ヴィックスは逆方向へ――自分が囮になるために。



鉱山の外。
全力疾走の末、二人は膝をつく。

「くそっ……! くそっ!! 一瞬じゃねぇか!!」

迅は地面を拳で叩いた。

「撤退の合図すら出せなかった……!」

エッジも肩を震わせながら呟く。

「……あれは、バケモンだった。止めるべきだった。俺も……」



町に戻ると、宿の前に見慣れた二人の姿があった。
装備も武器もない。まるで一般人のような風貌で。

「おお、よかった……お前ら、生きてたか」

ルーカスが笑顔を見せた。

「いやー、やられたわ。迅の言った通り……いや、それ以上にヤベェ化け物だったな」
健介が苦笑する。

「大丈夫なのかよ、お前ら……?」
迅の声は震えていた。

「マジでトラウマだよ。痛ぇし、絶望感すげぇしな」

「でもまあ、いつかはこうなると思ってたしな。覚悟はできてたよ。
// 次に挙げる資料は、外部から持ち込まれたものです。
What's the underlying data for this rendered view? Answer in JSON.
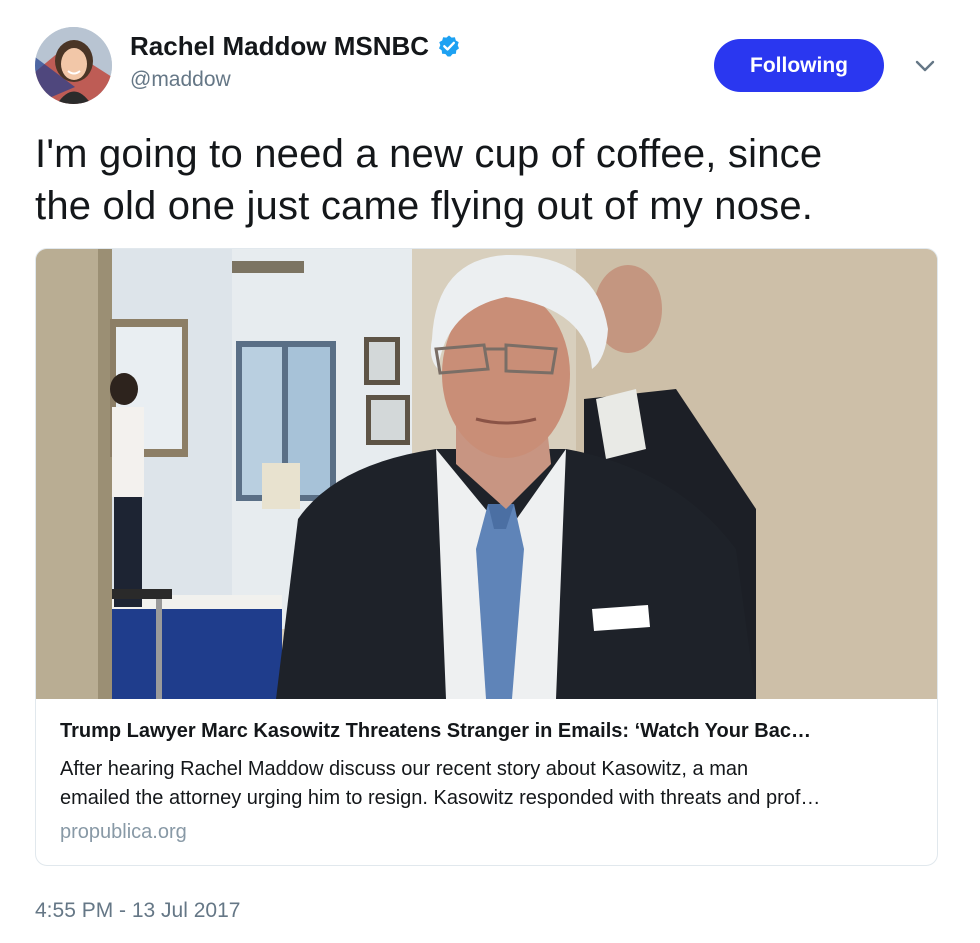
{
  "author": {
    "display_name": "Rachel Maddow MSNBC",
    "handle": "@maddow",
    "verified": true,
    "avatar_icon": "profile-photo"
  },
  "follow_button": {
    "label": "Following",
    "color": "#2a37f0"
  },
  "menu_icon": "chevron-down-icon",
  "tweet": {
    "text_line1": "I'm going to need a new cup of coffee, since",
    "text_line2": "the old one just came flying out of my nose."
  },
  "card": {
    "title": "Trump Lawyer Marc Kasowitz Threatens Stranger in Emails: ‘Watch Your Bac…",
    "description_line1": "After hearing Rachel Maddow discuss our recent story about Kasowitz, a man",
    "description_line2": "emailed the attorney urging him to resign. Kasowitz responded with threats and prof…",
    "domain": "propublica.org"
  },
  "timestamp": "4:55 PM - 13 Jul 2017",
  "colors": {
    "verified_badge": "#1da1f2",
    "secondary_text": "#657786",
    "domain_text": "#8899a6"
  }
}
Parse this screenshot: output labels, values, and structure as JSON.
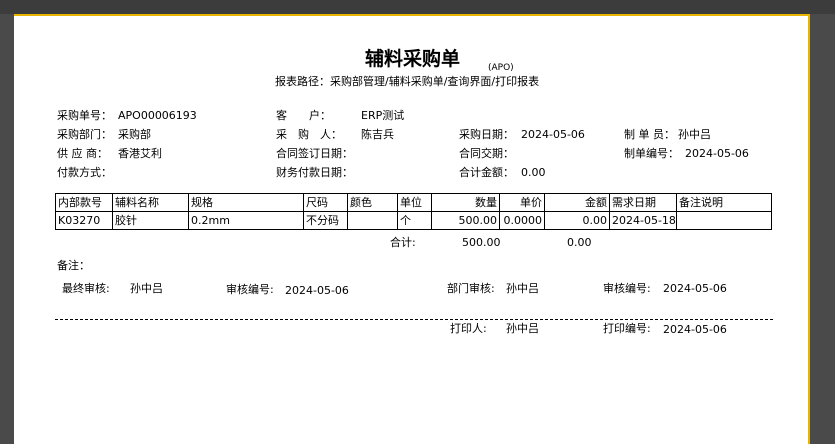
{
  "doc": {
    "title": "辅料采购单",
    "code": "(APO)",
    "path": "报表路径：采购部管理/辅料采购单/查询界面/打印报表"
  },
  "header": {
    "order_no_label": "采购单号：",
    "order_no": "APO00006193",
    "customer_label": "客　　户：",
    "customer": "ERP测试",
    "dept_label": "采购部门：",
    "dept": "采购部",
    "buyer_label": "采　购　人：",
    "buyer": "陈吉兵",
    "purchase_date_label": "采购日期：",
    "purchase_date": "2024-05-06",
    "maker_label": "制 单 员：",
    "maker": "孙中吕",
    "supplier_label": "供 应 商：",
    "supplier": "香港艾利",
    "contract_sign_label": "合同签订日期：",
    "contract_sign": "",
    "contract_delivery_label": "合同交期：",
    "contract_delivery": "",
    "doc_no_label": "制单编号：",
    "doc_no": "2024-05-06",
    "pay_method_label": "付款方式：",
    "pay_method": "",
    "finance_date_label": "财务付款日期：",
    "finance_date": "",
    "total_amount_label": "合计金额：",
    "total_amount": "0.00"
  },
  "table": {
    "columns": [
      "内部款号",
      "辅料名称",
      "规格",
      "尺码",
      "颜色",
      "单位",
      "数量",
      "单价",
      "金额",
      "需求日期",
      "备注说明"
    ],
    "rows": [
      [
        "K03270",
        "胶针",
        "0.2mm",
        "不分码",
        "",
        "个",
        "500.00",
        "0.0000",
        "0.00",
        "2024-05-18",
        ""
      ]
    ],
    "total_label": "合计:",
    "total_qty": "500.00",
    "total_amount": "0.00"
  },
  "footer": {
    "remark_label": "备注：",
    "final_review_label": "最终审核:",
    "final_review": "孙中吕",
    "review_no_label": "审核编号:",
    "review_no": "2024-05-06",
    "dept_review_label": "部门审核:",
    "dept_review": "孙中吕",
    "review_no2_label": "审核编号:",
    "review_no2": "2024-05-06",
    "printer_label": "打印人:",
    "printer": "孙中吕",
    "print_no_label": "打印编号:",
    "print_no": "2024-05-06"
  }
}
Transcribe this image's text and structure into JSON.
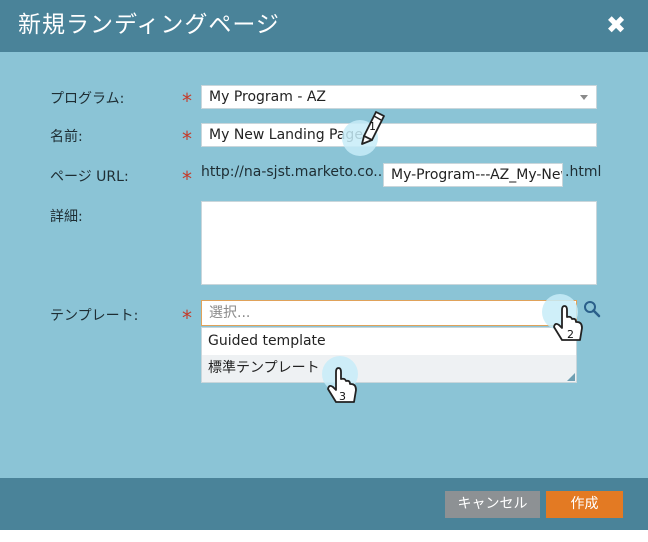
{
  "dialog": {
    "title": "新規ランディングページ",
    "close_glyph": "✖"
  },
  "form": {
    "required_mark": "*",
    "program": {
      "label": "プログラム:",
      "value": "My Program - AZ"
    },
    "name": {
      "label": "名前:",
      "value": "My New Landing Page"
    },
    "url": {
      "label": "ページ URL:",
      "prefix": "http://na-sjst.marketo.co...",
      "value": "My-Program---AZ_My-New",
      "suffix": ".html"
    },
    "description": {
      "label": "詳細:",
      "value": ""
    },
    "template": {
      "label": "テンプレート:",
      "placeholder": "選択...",
      "options": [
        "Guided template",
        "標準テンプレート"
      ]
    }
  },
  "footer": {
    "cancel_label": "キャンセル",
    "create_label": "作成"
  },
  "step_markers": [
    "1",
    "2",
    "3"
  ],
  "icons": {
    "close": "close-icon",
    "search": "search-icon",
    "pencil": "pencil-icon",
    "pointer": "hand-pointer-icon"
  },
  "colors": {
    "title_bar": "#4a8399",
    "panel": "#8bc4d6",
    "required": "#c43b2a",
    "create_button": "#e37a23",
    "cancel_button": "#8d9194"
  }
}
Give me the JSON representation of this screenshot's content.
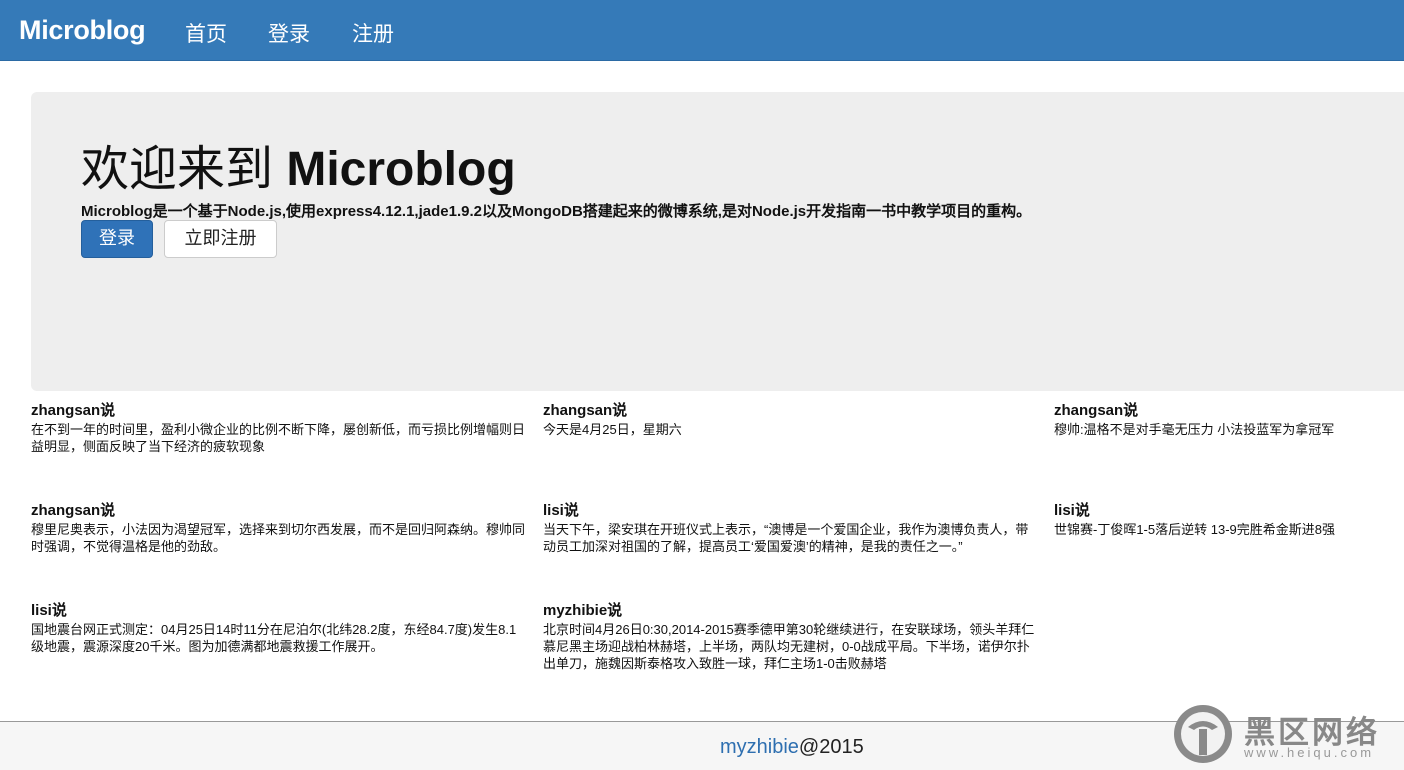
{
  "navbar": {
    "brand": "Microblog",
    "items": [
      {
        "label": "首页"
      },
      {
        "label": "登录"
      },
      {
        "label": "注册"
      }
    ]
  },
  "hero": {
    "title_prefix": "欢迎来到 ",
    "title_brand": "Microblog",
    "description": "Microblog是一个基于Node.js,使用express4.12.1,jade1.9.2以及MongoDB搭建起来的微博系统,是对Node.js开发指南一书中教学项目的重构。",
    "login_button": "登录",
    "register_button": "立即注册"
  },
  "posts": [
    {
      "author": "zhangsan说",
      "content": "在不到一年的时间里，盈利小微企业的比例不断下降，屡创新低，而亏损比例增幅则日益明显，侧面反映了当下经济的疲软现象"
    },
    {
      "author": "zhangsan说",
      "content": "今天是4月25日，星期六"
    },
    {
      "author": "zhangsan说",
      "content": "穆帅:温格不是对手毫无压力 小法投蓝军为拿冠军"
    },
    {
      "author": "zhangsan说",
      "content": "穆里尼奥表示，小法因为渴望冠军，选择来到切尔西发展，而不是回归阿森纳。穆帅同时强调，不觉得温格是他的劲敌。"
    },
    {
      "author": "lisi说",
      "content": "当天下午，梁安琪在开班仪式上表示，“澳博是一个爱国企业，我作为澳博负责人，带动员工加深对祖国的了解，提高员工‘爱国爱澳’的精神，是我的责任之一。”"
    },
    {
      "author": "lisi说",
      "content": "世锦赛-丁俊晖1-5落后逆转 13-9完胜希金斯进8强"
    },
    {
      "author": "lisi说",
      "content": "国地震台网正式测定：04月25日14时11分在尼泊尔(北纬28.2度，东经84.7度)发生8.1级地震，震源深度20千米。图为加德满都地震救援工作展开。"
    },
    {
      "author": "myzhibie说",
      "content": "北京时间4月26日0:30,2014-2015赛季德甲第30轮继续进行，在安联球场，领头羊拜仁慕尼黑主场迎战柏林赫塔，上半场，两队均无建树，0-0战成平局。下半场，诺伊尔扑出单刀，施魏因斯泰格攻入致胜一球，拜仁主场1-0击败赫塔"
    }
  ],
  "footer": {
    "link": "myzhibie",
    "suffix": "@2015"
  },
  "watermark": {
    "title": "黑区网络",
    "url": "www.heiqu.com"
  }
}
装備もそろそろ替えたかったし、丁度いいさ」

その言葉に――迅の何かが切れた。

「……何が“丁度いい”だよ!友達が死ぬ瞬間を、見せつけられたんだぞ!」

怒鳴り声が響く。

他の3人は顔を上げることもできない。

迅はそのまま踵を返し、夜の通りへ消えた。

(何が“トラウマ”だよ……俺の方が、よっぽどだろ……)

脳裏には、健介が噛み砕かれる瞬間――
血の飛沫と、目の光が消える瞬間が、今も焼き付いて離れなかった。